Pour la petite histoire, Dafoe regrette d’avoir parlé, dans certaines des premières interviews, des six heures qu’il passait dans le fauteuil de maquillage chaque fois qu’on lui appliquait d’importantes prothèses sur le visage. « Cette clause de non-responsabilité m’a traversé l’esprit », a-t-il déclaré. « Je devrais vraiment me taire à ce sujet.
D’ailleurs, il n’a même pas essayé d’expliquer comment il s’est fait les cicatrices qui sillonnent son visage. « Je n’en ai pas ressenti le besoin », a-t-il déclaré. Vous pouvez inventer des histoires ou des raisons pour certaines choses si cela vous permet de dire « Je suis ce type ». Mais je n’ai pas plus besoin de cela que de penser à mon visage quand je marche dans la rue. C’est juste moi. Et ce qu’il dit me donne plus à réfléchir que de penser au passé ».

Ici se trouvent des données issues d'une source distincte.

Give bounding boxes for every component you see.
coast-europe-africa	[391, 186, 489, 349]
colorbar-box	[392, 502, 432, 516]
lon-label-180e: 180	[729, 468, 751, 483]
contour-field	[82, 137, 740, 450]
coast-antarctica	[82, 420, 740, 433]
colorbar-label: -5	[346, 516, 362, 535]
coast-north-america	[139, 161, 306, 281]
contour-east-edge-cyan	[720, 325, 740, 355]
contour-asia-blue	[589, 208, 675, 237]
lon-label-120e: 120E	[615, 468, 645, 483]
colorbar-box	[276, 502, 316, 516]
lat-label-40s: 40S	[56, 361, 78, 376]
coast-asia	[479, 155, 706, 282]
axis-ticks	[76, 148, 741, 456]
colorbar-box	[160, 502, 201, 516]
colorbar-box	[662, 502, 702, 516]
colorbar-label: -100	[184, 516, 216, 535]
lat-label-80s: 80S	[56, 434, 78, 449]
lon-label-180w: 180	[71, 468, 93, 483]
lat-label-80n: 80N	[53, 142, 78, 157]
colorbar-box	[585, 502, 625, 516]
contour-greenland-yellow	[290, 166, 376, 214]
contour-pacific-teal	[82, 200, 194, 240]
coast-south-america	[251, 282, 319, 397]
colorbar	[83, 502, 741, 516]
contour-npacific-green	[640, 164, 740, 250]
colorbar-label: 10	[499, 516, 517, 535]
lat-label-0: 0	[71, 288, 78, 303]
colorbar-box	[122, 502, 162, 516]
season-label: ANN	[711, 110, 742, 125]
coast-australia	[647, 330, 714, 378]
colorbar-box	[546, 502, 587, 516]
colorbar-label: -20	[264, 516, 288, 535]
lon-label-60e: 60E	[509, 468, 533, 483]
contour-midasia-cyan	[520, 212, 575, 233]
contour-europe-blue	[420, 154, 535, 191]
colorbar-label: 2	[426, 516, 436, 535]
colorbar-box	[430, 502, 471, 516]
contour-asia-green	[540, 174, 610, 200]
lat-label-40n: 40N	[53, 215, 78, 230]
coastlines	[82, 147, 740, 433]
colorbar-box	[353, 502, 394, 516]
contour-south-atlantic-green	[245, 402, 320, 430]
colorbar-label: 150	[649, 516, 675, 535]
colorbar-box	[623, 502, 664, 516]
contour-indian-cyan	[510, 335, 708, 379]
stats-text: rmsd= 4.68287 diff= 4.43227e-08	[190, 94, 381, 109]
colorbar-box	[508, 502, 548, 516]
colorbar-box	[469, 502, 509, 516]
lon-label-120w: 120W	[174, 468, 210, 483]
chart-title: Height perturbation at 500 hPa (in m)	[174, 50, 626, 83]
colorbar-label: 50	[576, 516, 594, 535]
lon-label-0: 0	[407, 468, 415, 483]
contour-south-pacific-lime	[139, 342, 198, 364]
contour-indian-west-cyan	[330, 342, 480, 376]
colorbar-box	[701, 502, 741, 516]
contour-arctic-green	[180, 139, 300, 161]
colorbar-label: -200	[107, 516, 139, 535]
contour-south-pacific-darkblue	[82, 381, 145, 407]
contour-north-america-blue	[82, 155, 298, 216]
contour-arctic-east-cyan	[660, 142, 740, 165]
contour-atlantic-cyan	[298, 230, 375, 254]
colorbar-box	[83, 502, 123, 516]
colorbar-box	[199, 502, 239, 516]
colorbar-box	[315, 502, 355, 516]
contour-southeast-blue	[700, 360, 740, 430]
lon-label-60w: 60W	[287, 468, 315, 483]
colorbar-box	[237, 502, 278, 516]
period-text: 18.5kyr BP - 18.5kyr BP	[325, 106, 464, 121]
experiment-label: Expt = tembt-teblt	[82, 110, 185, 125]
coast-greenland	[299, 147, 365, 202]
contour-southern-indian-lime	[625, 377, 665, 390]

En fin de compte, « Poor Things » lui a apporté exactement le genre d’expérience qu’il recherche depuis plus de quarante ans dans une carrière qui a commencé par un petit rôle non crédité dans « Heaven’s Gate » de Michael Cimino et qui s’est poursuivie par des rôles nominés aux Oscars dans « Platoon », « Shadow of the Vampire », « The Florida Project » et « At Eternity’s Gate ». « Mon mantra est toujours le suivant : si j’apprends quelque chose, alors je change ma façon de voir le monde. Lorsque vous avez ce changement, cela vous permet d’imaginer un monde différent. Cela stimule vraiment votre sens de l’émerveillement et votre sens de l’imagination. Et c’est là que vous voulez être. Vous voulez vous engager dans quelque chose que vous ne connaissez pas tout à fait. En allant vers cela, vous vous embarquez dans cette aventure où vous vous sentez tangiblement changé ».
Mais pour s’engager dans ce genre d’expérience, il avait besoin de la sécurité de collaborateurs comme Lanthimos et Stone (qui a non seulement joué mais aussi produit le film). « Il faut avoir confiance en soi et sentir que leur vision vaut le coup », a-t-il déclaré. C’est une vieille citation de Kurt Vonnegut : « Sauter de la falaise et se trouver des ailes en redescendant ». Un bon scénario est une belle chose, mais il doit être mis sur pied. Un grand personnage est une chose magnifique, mais vous ne savez pas ce qu’il est avant d’y être arrivé.
Une version de cet article a d’abord été publiée dans le numéro SAG Preview/Documentaries du magazine Jolie Bobine consacré aux récompenses. Pour en savoir plus sur ce numéro, cliquez ici.